The majority of tRNA studies has focused on tRNA molecules as pivotal player in the fundamental
process of protein synthesis. Mounting studies have unveiled further functions for tRNA beyond
protein synthesis, including non-ribosomal amino acid transfer, and regulation of targeted proteolysis.
Post-translational N-terminal arginylation of protein fragments, a non-ribosomal amino acid transfer,
is one of the crucial ways by which tRNA participates in various protein degradation trajectories and
influences global cellular functions. Previous studies demonstrated a role of arginylation by arginyltransferases
(ATEs) in protein degradation, autophagy, and cell death in mammalian cells. Notably, recent
investigations in plants have revealed some of the crucial aspects regarding the biochemical nature of Nterminal
arginylation and some of its physiological roles.
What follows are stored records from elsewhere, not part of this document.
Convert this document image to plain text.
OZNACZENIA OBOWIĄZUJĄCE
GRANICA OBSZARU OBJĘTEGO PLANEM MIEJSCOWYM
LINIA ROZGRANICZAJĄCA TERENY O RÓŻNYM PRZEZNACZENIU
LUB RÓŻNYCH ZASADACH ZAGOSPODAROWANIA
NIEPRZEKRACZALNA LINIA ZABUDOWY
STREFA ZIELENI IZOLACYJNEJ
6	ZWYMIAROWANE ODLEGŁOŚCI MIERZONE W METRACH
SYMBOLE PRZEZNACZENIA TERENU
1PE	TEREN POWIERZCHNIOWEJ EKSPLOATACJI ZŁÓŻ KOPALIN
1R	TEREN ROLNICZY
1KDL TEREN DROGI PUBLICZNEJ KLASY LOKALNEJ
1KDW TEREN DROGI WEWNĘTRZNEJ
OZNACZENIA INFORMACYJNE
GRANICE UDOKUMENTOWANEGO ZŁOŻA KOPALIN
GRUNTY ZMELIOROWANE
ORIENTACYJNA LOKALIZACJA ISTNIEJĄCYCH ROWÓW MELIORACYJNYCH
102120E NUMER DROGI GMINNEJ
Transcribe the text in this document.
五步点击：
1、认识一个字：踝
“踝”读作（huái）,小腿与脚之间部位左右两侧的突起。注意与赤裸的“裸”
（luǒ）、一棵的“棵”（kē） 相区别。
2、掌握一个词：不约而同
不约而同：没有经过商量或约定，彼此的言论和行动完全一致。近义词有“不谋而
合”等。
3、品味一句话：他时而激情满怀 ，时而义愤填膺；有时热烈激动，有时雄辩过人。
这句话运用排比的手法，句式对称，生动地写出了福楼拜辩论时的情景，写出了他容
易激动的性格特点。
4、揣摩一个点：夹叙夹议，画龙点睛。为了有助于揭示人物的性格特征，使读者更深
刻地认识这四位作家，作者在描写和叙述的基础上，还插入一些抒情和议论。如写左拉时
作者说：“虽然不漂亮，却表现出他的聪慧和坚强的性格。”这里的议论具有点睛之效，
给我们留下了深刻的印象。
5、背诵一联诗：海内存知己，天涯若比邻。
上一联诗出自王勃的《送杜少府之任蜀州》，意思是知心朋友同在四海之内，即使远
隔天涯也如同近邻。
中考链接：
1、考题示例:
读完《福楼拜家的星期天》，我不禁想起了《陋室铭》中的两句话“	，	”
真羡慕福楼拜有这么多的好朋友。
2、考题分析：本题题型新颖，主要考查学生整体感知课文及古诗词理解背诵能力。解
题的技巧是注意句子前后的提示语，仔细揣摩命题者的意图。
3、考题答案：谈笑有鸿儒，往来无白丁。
Herein, we review some of the key data on Nterminal
arginylation of protein fragments with respect to targeted proteolysis in mammalian cells. Future
mechanistic studies using state of the art approaches and physiologically-relevant cellular models are
warranted to enhance our molecular understanding of this important yet enigmatic protein modification.
Keywords: N-end rule, N-terminal arginylation, protein degradation, protein stability, protein turnover, proteolysis, ubiquitination.